6. Overdracht en tegenoverdracht Van iedereen zijn eigen perspectief (zijn eigen bril) is het een kleine stap naar de termen ‘overdracht’ en ‘tegenoverdracht’, omdat dat factoren zijn die het perspectief kunnen beïnvloeden. We komen de termen vooral tegen in hulpverleningssituaties, maar ik denk dat ze ook van belang zijn bij jouw werk met de beweeggroepen. Wat is overdracht? Stel dat mevrouw A. naar een hulpverlener toe stapt.

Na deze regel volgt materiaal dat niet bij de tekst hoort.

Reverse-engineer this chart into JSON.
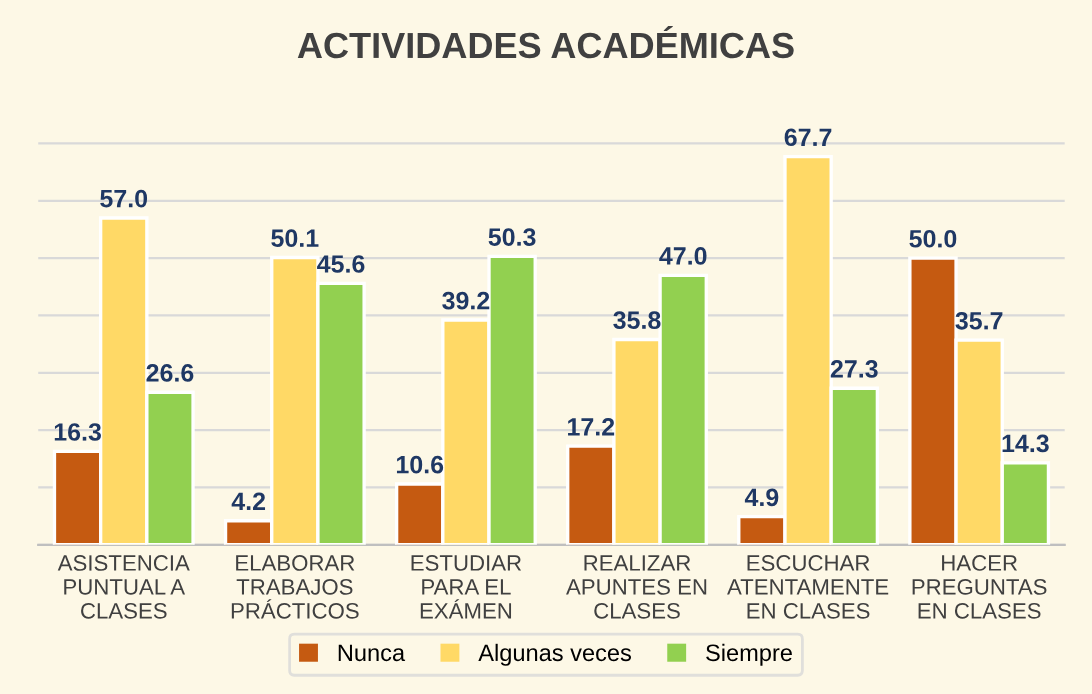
{
  "chart_data": {
    "type": "bar",
    "title": "ACTIVIDADES ACADÉMICAS",
    "categories": [
      "ASISTENCIA\nPUNTUAL A\nCLASES",
      "ELABORAR\nTRABAJOS\nPRÁCTICOS",
      "ESTUDIAR\nPARA EL\nEXÁMEN",
      "REALIZAR\nAPUNTES EN\nCLASES",
      "ESCUCHAR\nATENTAMENTE\nEN CLASES",
      "HACER\nPREGUNTAS\nEN CLASES"
    ],
    "series": [
      {
        "name": "Nunca",
        "color": "#c55a11",
        "values": [
          16.3,
          4.2,
          10.6,
          17.2,
          4.9,
          50.0
        ],
        "value_labels": [
          "16.3",
          "4.2",
          "10.6",
          "17.2",
          "4.9",
          "50.0"
        ]
      },
      {
        "name": "Algunas veces",
        "color": "#ffd966",
        "values": [
          57.0,
          50.1,
          39.2,
          35.8,
          67.7,
          35.7
        ],
        "value_labels": [
          "57.0",
          "50.1",
          "39.2",
          "35.8",
          "67.7",
          "35.7"
        ]
      },
      {
        "name": "Siempre",
        "color": "#92d050",
        "values": [
          26.6,
          45.6,
          50.3,
          47.0,
          27.3,
          14.3
        ],
        "value_labels": [
          "26.6",
          "45.6",
          "50.3",
          "47.0",
          "27.3",
          "14.3"
        ]
      }
    ],
    "tick_labels": "x",
    "grid": "y",
    "legend": "bottom"
  }
}
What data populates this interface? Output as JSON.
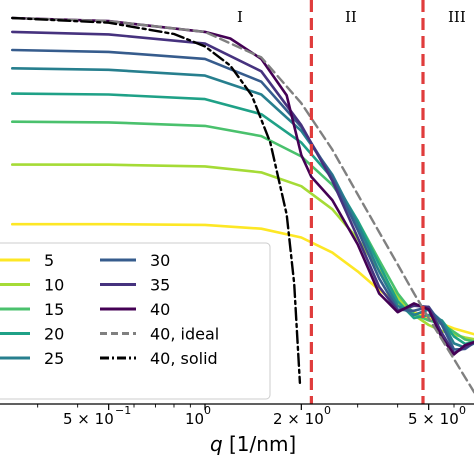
{
  "chart_data": {
    "type": "line",
    "xlabel_var": "q",
    "xlabel_unit": "[1/nm]",
    "x_scale": "log",
    "y_scale": "log",
    "grid": false,
    "legend_placement": "lower-left",
    "x_tick_labels": [
      "5 × 10",
      "−1",
      "10",
      "0",
      "2 × 10",
      "0",
      "5 × 10",
      "0"
    ],
    "vertical_markers": [
      {
        "q": 2.15,
        "color": "#e03c3c",
        "style": "dashed"
      },
      {
        "q": 4.8,
        "color": "#e03c3c",
        "style": "dashed"
      }
    ],
    "region_labels": [
      "I",
      "II",
      "III"
    ],
    "series": [
      {
        "name": "5",
        "color": "#fde725",
        "style": "solid",
        "points": [
          [
            0.25,
            0.12
          ],
          [
            0.5,
            0.12
          ],
          [
            1.0,
            0.118
          ],
          [
            1.5,
            0.108
          ],
          [
            2.0,
            0.088
          ],
          [
            2.5,
            0.062
          ],
          [
            3.0,
            0.04
          ],
          [
            3.5,
            0.026
          ],
          [
            4.0,
            0.019
          ],
          [
            4.5,
            0.0155
          ],
          [
            5.0,
            0.0135
          ],
          [
            5.5,
            0.0118
          ],
          [
            6.0,
            0.0106
          ],
          [
            7.0,
            0.0092
          ]
        ]
      },
      {
        "name": "10",
        "color": "#a5db36",
        "style": "solid",
        "points": [
          [
            0.25,
            0.48
          ],
          [
            0.5,
            0.478
          ],
          [
            1.0,
            0.46
          ],
          [
            1.5,
            0.4
          ],
          [
            2.0,
            0.29
          ],
          [
            2.5,
            0.17
          ],
          [
            3.0,
            0.085
          ],
          [
            3.5,
            0.041
          ],
          [
            4.0,
            0.022
          ],
          [
            4.5,
            0.0145
          ],
          [
            5.0,
            0.0115
          ],
          [
            5.5,
            0.01
          ],
          [
            6.0,
            0.0092
          ],
          [
            6.5,
            0.0086
          ],
          [
            7.0,
            0.0082
          ]
        ]
      },
      {
        "name": "15",
        "color": "#4ac16d",
        "style": "solid",
        "points": [
          [
            0.25,
            1.3
          ],
          [
            0.5,
            1.28
          ],
          [
            1.0,
            1.18
          ],
          [
            1.5,
            0.93
          ],
          [
            2.0,
            0.58
          ],
          [
            2.5,
            0.3
          ],
          [
            3.0,
            0.13
          ],
          [
            3.5,
            0.052
          ],
          [
            4.0,
            0.024
          ],
          [
            4.5,
            0.0148
          ],
          [
            5.0,
            0.0128
          ],
          [
            5.5,
            0.0118
          ],
          [
            6.0,
            0.0098
          ],
          [
            6.5,
            0.0082
          ],
          [
            7.0,
            0.0078
          ]
        ]
      },
      {
        "name": "20",
        "color": "#1fa187",
        "style": "solid",
        "points": [
          [
            0.25,
            2.5
          ],
          [
            0.5,
            2.45
          ],
          [
            1.0,
            2.2
          ],
          [
            1.5,
            1.55
          ],
          [
            2.0,
            0.8
          ],
          [
            2.5,
            0.35
          ],
          [
            3.0,
            0.13
          ],
          [
            3.5,
            0.047
          ],
          [
            4.0,
            0.02
          ],
          [
            4.5,
            0.0135
          ],
          [
            5.0,
            0.0145
          ],
          [
            5.5,
            0.0128
          ],
          [
            6.0,
            0.0088
          ],
          [
            6.5,
            0.0074
          ],
          [
            7.0,
            0.0078
          ]
        ]
      },
      {
        "name": "25",
        "color": "#277f8e",
        "style": "solid",
        "points": [
          [
            0.25,
            4.5
          ],
          [
            0.5,
            4.35
          ],
          [
            1.0,
            3.8
          ],
          [
            1.5,
            2.45
          ],
          [
            2.0,
            1.05
          ],
          [
            2.5,
            0.38
          ],
          [
            3.0,
            0.12
          ],
          [
            3.5,
            0.04
          ],
          [
            4.0,
            0.018
          ],
          [
            4.5,
            0.0145
          ],
          [
            5.0,
            0.0165
          ],
          [
            5.5,
            0.0125
          ],
          [
            6.0,
            0.0075
          ],
          [
            6.5,
            0.0068
          ],
          [
            7.0,
            0.0076
          ]
        ]
      },
      {
        "name": "30",
        "color": "#365c8d",
        "style": "solid",
        "points": [
          [
            0.25,
            6.9
          ],
          [
            0.5,
            6.6
          ],
          [
            1.0,
            5.6
          ],
          [
            1.5,
            3.3
          ],
          [
            2.0,
            1.15
          ],
          [
            2.5,
            0.36
          ],
          [
            3.0,
            0.105
          ],
          [
            3.5,
            0.034
          ],
          [
            4.0,
            0.0165
          ],
          [
            4.5,
            0.016
          ],
          [
            5.0,
            0.0175
          ],
          [
            5.5,
            0.0115
          ],
          [
            6.0,
            0.0065
          ],
          [
            6.5,
            0.0066
          ],
          [
            7.0,
            0.0078
          ]
        ]
      },
      {
        "name": "35",
        "color": "#46327e",
        "style": "solid",
        "points": [
          [
            0.25,
            10.5
          ],
          [
            0.5,
            9.9
          ],
          [
            1.0,
            8.0
          ],
          [
            1.5,
            4.2
          ],
          [
            2.0,
            1.2
          ],
          [
            2.5,
            0.33
          ],
          [
            3.0,
            0.088
          ],
          [
            3.5,
            0.028
          ],
          [
            4.0,
            0.016
          ],
          [
            4.5,
            0.018
          ],
          [
            5.0,
            0.0175
          ],
          [
            5.5,
            0.0095
          ],
          [
            6.0,
            0.006
          ],
          [
            6.5,
            0.0068
          ],
          [
            7.0,
            0.0078
          ]
        ]
      },
      {
        "name": "40",
        "color": "#440154",
        "style": "solid",
        "points": [
          [
            0.25,
            14.5
          ],
          [
            0.5,
            13.5
          ],
          [
            1.0,
            10.5
          ],
          [
            1.2,
            9.0
          ],
          [
            1.5,
            5.6
          ],
          [
            1.8,
            2.4
          ],
          [
            2.0,
            0.6
          ],
          [
            2.15,
            0.36
          ],
          [
            2.5,
            0.21
          ],
          [
            3.0,
            0.075
          ],
          [
            3.5,
            0.024
          ],
          [
            4.0,
            0.0155
          ],
          [
            4.5,
            0.019
          ],
          [
            5.0,
            0.0165
          ],
          [
            5.5,
            0.0085
          ],
          [
            6.0,
            0.0058
          ],
          [
            6.5,
            0.0072
          ],
          [
            7.0,
            0.0078
          ]
        ]
      },
      {
        "name": "40, ideal",
        "color": "#808080",
        "style": "dashed",
        "points": [
          [
            0.25,
            14.5
          ],
          [
            0.5,
            13.5
          ],
          [
            1.0,
            10.5
          ],
          [
            1.5,
            5.8
          ],
          [
            2.0,
            2.0
          ],
          [
            2.5,
            0.68
          ],
          [
            3.0,
            0.24
          ],
          [
            3.5,
            0.1
          ],
          [
            4.0,
            0.047
          ],
          [
            4.5,
            0.024
          ],
          [
            5.0,
            0.0135
          ],
          [
            5.5,
            0.0082
          ],
          [
            6.0,
            0.0052
          ],
          [
            6.5,
            0.0034
          ],
          [
            7.0,
            0.0023
          ]
        ]
      },
      {
        "name": "40, solid",
        "color": "#000000",
        "style": "dashdot",
        "points": [
          [
            0.25,
            14.5
          ],
          [
            0.5,
            13.0
          ],
          [
            0.8,
            10.0
          ],
          [
            1.0,
            7.5
          ],
          [
            1.2,
            4.8
          ],
          [
            1.4,
            2.4
          ],
          [
            1.6,
            0.8
          ],
          [
            1.8,
            0.15
          ],
          [
            1.9,
            0.03
          ],
          [
            1.98,
            0.003
          ]
        ]
      }
    ]
  }
}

Deze hulpverlener doet haar erg denken aan haar vader. Mevrouw A. heeft zich altijd heel afhankelijk opgesteld tegenover hem. Het zien van de hulpverlener die zo op haar vader lijkt, kan ervoor zorgen dat ze zich ook in haar relatie met de hulpverlener erg afhankelijk opstelt. Kortom, in geval van overdracht heeft gedrag niets te maken met de huidige situatie en/of de ervaringen met de huidige persoon, maar iets in de situatie prikkelt iemand waardoor deze in bepaald gedrag vervalt.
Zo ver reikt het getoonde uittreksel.